Yelp Business Economic Indicators Dataset

Dataset Overview

...

Yelp Business Economic Indicators Dataset

Dataset Overview

This dataset combines business information from the Yelp Open Dataset with economic indicators for each business's county. The goal is to provide a structured dataset that can be used for predictive modeling, such as estimating the likelihood of a business remaining open or closed based on local economic conditions.

Each row corresponds to a single business from the Yelp dataset and includes:

  • Business attributes (rating, open/closed status, location)
  • County-level economic indicators from multiple official sources

Sources

  1. Yelp Open Dataset
    Yelp. Yelp Open Dataset. https://www.yelp.com/dataset
    Provides business-level information including ratings, open/closed status, latitude/longitude, and basic location metadata.

  2. Economic Indicators

    • BLS Quarterly Census of Employment and Wages (QCEW)
      U.S. Bureau of Labor Statistics. https://www.bls.gov/cew/
      Contains average weekly wages and other employment data at the county level.

    • FRED – Federal Reserve Economic Data
      Federal Reserve Bank of St.

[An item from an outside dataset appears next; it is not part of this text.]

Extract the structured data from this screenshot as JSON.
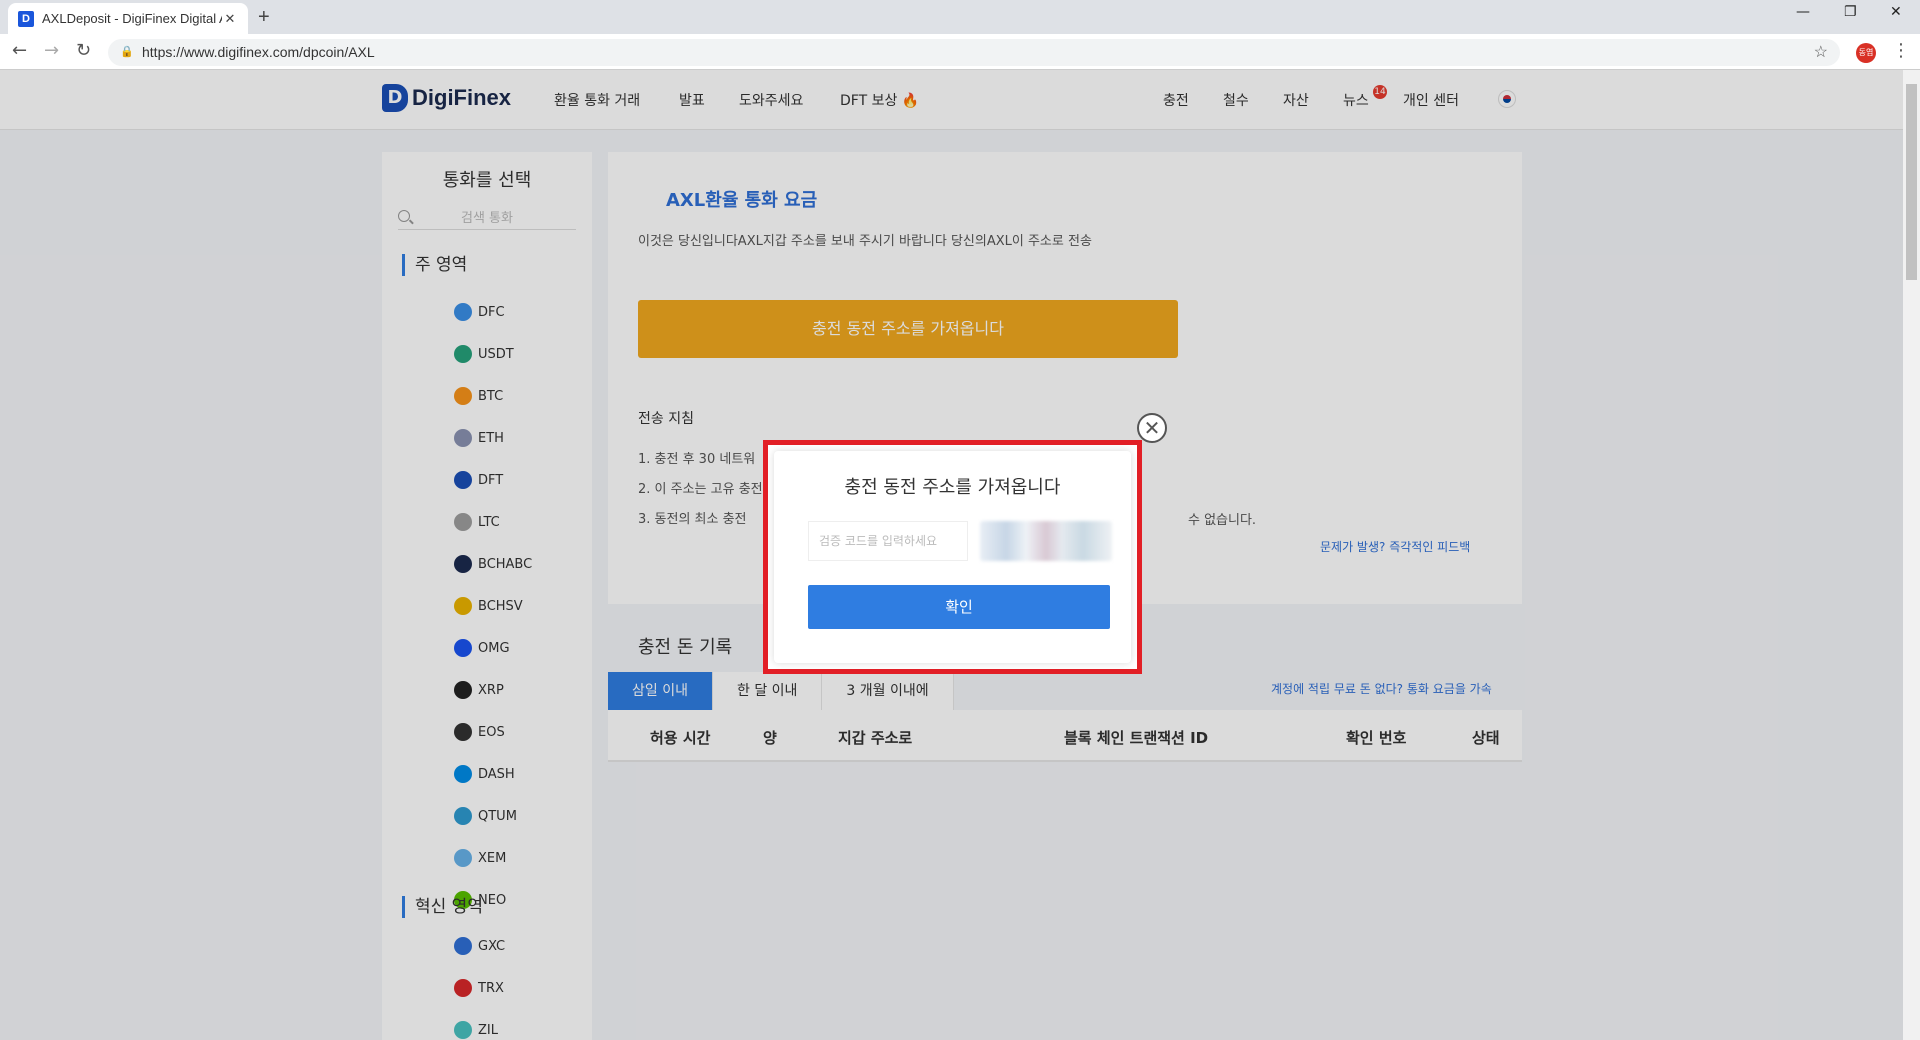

Louis. https://fred.stlouisfed.org/
      Provides per capita personal income (PCPI) at the county level.

    • U.S. Census Bureau SAIPE / ACS
      U.S. Census Bureau. https://www.census.gov/programs-surveys/saipe.html
      Contains poverty rates, median household income, and unemployment rates at the county level.


Dataset Columns

Column Description
business_id Unique Yelp business identifier
rating Yelp star rating (1–5)
is_open 1 if business is currently open, 0 if closed
latitude Latitude of business location
longitude Longitude of business location
fips County FIPS code
pcpi Per capita personal income (USD)
poverty_rate Poverty rate (%)
median_household_income Median household income (USD)
unemployment_rate County unemployment rate (%)
avg_weekly_wages Average weekly wage (USD)

Usage Notes

  • Some rows may contain missing values; consider dropping or imputing them depending on your analysis.
  • County-level economic indicators are mapped based on business latitude and longitude.
  • The dataset is designed for predictive modeling and exploratory data analysis.

License

This dataset is provided under the CC BY 4.0 License. Users must provide appropriate credit when using this dataset in research or applications.


Example Usage

import pandas as pd
from datasets import load_dataset

# Load Parquet locally
df = pd.read_parquet("yelp_fred_merged.parquet")
print(df.head())

# Or load from Hugging Face
from datasets import load_dataset
dataset = load_dataset("your-username/business-risk-prediction-dataset")
df = dataset['train'].to_pandas()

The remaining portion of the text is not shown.